May 6, 2010 saw a momentous judgment. The death sentence was awarded to Kasab who had been pronounced guilty for waging war against the State a few days earlier.

Voldemort. That’s the first name that comes to mind when I try to understand the mind of Ajmal Kasab. If you are a Harry Potter fan, you would understand. A misguided boy, handed a weapon of power. Tom Riddle had his wand, and Kasab, an AK-47, a violent mind and a numb conscience. Truth stranger than fiction?

He was 21 when he brutally shot over 60 people in Mumbai. Kasab was held at a specially-made bullet and bomb-proof cell in the high-security Arthur Road central prison. Since the trial began, 200 troops of Indo-Tibetan Border Police guarded him round-the-clock. Kasab’s statements since then have lacked consistency as he has continually changed his stand. In February, 2009, he confessed to being guilty and retracted his statement soon after. Occasionally, he giggled and then wept. On a later date in court he brokedown and pleaded that he be punished for what he had done.

His former lawyer, Anjali Waghmare said of her first encounter with the boy that she saw innocence on his face, a clueless-ness as if wondering why he was being questioned and interrogated. They say a man’s eyes are the windows to his soul. I wonder what one would see in Kasab’s eyes. Remorse? Guilt? Perhaps one would see the images of all those he had shot that night, playing in his mind like a film reel. I wonder if he smiled at himself when no one was watching.

Ajmal Kasab knew he had changed the lives of millions forever, on 26/11 and thereafter.

Ujjwal Nikam took great pride in the court’s judgment as he flashed the victory sign to the media while delivering his statement on the verdict. He went on to say that Kasab cried nothing but crocodile tears, he was smart and knew exactly what he was doing.

Or did he?

In a white kurta pyjama, he heard those fateful words. Words, had changed his life forever few years ago, when he decided to take up arms. He was ready to kill. And so he did. Here he was today, listening to the last most important words of his life. There was a day called November 26 which he didn’t quite remember but it changed his life forever. Today was the second such day of his life.

Death sentence on five counts, life sentence on five counts.

Tears trickled down his face. This was it. He wasn’t going down as a martyr, not a man dying for a cause, but a terrorist. This wasn’t the life he had imagined for himself, and now it was too late. The face of his mother flashed in front of his eyes and he wept some more. He saw the angry faces of a billion people and he could feel the air being sucked out of his lungs. And then he saw the face of 11-year-old Devika, whose leg he had wounded that night, and instantly his own young face flashed in front of him.

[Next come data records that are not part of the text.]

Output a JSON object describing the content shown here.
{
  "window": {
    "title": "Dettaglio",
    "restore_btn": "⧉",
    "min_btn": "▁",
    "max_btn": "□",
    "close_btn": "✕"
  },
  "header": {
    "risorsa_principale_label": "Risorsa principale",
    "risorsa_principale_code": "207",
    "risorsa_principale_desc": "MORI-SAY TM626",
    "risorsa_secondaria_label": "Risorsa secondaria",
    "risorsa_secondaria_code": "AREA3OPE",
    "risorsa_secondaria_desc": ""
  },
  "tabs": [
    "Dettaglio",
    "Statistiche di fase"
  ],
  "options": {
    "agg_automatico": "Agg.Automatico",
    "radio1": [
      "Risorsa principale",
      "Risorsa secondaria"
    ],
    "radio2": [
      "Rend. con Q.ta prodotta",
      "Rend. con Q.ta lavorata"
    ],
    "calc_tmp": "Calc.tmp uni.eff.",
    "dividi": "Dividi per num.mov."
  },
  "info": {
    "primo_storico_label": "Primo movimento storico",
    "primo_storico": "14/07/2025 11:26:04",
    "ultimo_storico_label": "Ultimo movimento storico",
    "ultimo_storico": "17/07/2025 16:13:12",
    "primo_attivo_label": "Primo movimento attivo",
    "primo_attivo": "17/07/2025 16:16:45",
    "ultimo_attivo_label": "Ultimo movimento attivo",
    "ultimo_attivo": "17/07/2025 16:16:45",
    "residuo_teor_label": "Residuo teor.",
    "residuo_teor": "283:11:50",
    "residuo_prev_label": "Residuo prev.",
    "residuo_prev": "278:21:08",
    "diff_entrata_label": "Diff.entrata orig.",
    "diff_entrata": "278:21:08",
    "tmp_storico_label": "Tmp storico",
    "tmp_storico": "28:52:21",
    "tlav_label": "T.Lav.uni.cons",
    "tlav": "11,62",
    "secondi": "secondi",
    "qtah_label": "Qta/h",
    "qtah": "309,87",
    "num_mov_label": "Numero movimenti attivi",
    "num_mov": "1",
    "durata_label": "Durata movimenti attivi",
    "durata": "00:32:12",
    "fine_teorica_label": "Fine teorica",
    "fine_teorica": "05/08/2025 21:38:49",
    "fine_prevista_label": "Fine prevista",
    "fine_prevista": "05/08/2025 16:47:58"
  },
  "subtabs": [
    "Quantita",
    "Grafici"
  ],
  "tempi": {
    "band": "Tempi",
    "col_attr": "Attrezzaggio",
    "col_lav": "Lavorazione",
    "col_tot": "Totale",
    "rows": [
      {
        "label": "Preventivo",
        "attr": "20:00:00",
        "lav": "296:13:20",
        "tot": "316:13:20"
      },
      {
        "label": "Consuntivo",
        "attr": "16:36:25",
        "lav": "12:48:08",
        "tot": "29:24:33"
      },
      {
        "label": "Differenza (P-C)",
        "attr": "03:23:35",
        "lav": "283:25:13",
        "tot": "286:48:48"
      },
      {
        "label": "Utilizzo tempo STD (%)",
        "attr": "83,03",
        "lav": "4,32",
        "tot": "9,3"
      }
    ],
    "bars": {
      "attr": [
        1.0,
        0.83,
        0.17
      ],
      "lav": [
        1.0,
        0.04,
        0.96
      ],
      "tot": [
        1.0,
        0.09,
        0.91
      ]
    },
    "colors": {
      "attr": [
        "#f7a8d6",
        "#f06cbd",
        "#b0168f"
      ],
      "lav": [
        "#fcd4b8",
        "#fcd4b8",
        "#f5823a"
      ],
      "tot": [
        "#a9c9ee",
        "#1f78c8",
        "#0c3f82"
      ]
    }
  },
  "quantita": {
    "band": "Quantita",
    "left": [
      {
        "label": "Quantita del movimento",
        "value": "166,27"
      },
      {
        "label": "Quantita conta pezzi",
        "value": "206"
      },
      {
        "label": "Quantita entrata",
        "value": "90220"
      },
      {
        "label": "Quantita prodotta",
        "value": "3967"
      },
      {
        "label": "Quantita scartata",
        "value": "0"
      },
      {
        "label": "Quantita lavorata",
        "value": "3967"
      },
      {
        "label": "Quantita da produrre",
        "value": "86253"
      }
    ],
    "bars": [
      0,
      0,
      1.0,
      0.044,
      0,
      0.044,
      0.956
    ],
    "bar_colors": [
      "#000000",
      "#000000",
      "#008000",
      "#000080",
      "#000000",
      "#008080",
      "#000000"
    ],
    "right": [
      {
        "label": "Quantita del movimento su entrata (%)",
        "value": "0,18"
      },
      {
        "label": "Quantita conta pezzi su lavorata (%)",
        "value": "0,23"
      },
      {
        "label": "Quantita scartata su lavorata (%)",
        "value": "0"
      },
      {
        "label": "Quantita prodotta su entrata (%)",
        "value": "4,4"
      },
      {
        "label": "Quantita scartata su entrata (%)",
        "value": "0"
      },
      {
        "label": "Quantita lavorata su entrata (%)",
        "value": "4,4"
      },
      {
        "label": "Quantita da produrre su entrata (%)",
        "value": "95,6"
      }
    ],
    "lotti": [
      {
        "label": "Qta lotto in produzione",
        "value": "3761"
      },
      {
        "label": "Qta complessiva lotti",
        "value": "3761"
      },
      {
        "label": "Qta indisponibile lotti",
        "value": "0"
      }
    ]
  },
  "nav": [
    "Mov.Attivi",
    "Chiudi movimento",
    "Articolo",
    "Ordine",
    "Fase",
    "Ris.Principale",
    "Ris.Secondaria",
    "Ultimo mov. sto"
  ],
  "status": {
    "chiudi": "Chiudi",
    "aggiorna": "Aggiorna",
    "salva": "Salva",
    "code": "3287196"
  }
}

Ajmal Kasab had become the face of terror. His name would read hatred in the pages of history books. But the little boy he saw, was innocent.

He never told anyone what he dreamt of everyday. Did nobody notice he woke up in the night screaming? He would soon join those who died in that night, not as a perpetrator of terror but as a victim, a boy who had fallen prey to the perils of ignorance.

Whenever that fateful day is upon me, he says, when I walk to the gallows, they will witness, not a man who committed shameful crimes, but a boy with shining bright eyes as if waiting to welcome a better world, a second chance. And when they ask me if I am scared of death, I will say, no, I am scared to be alive.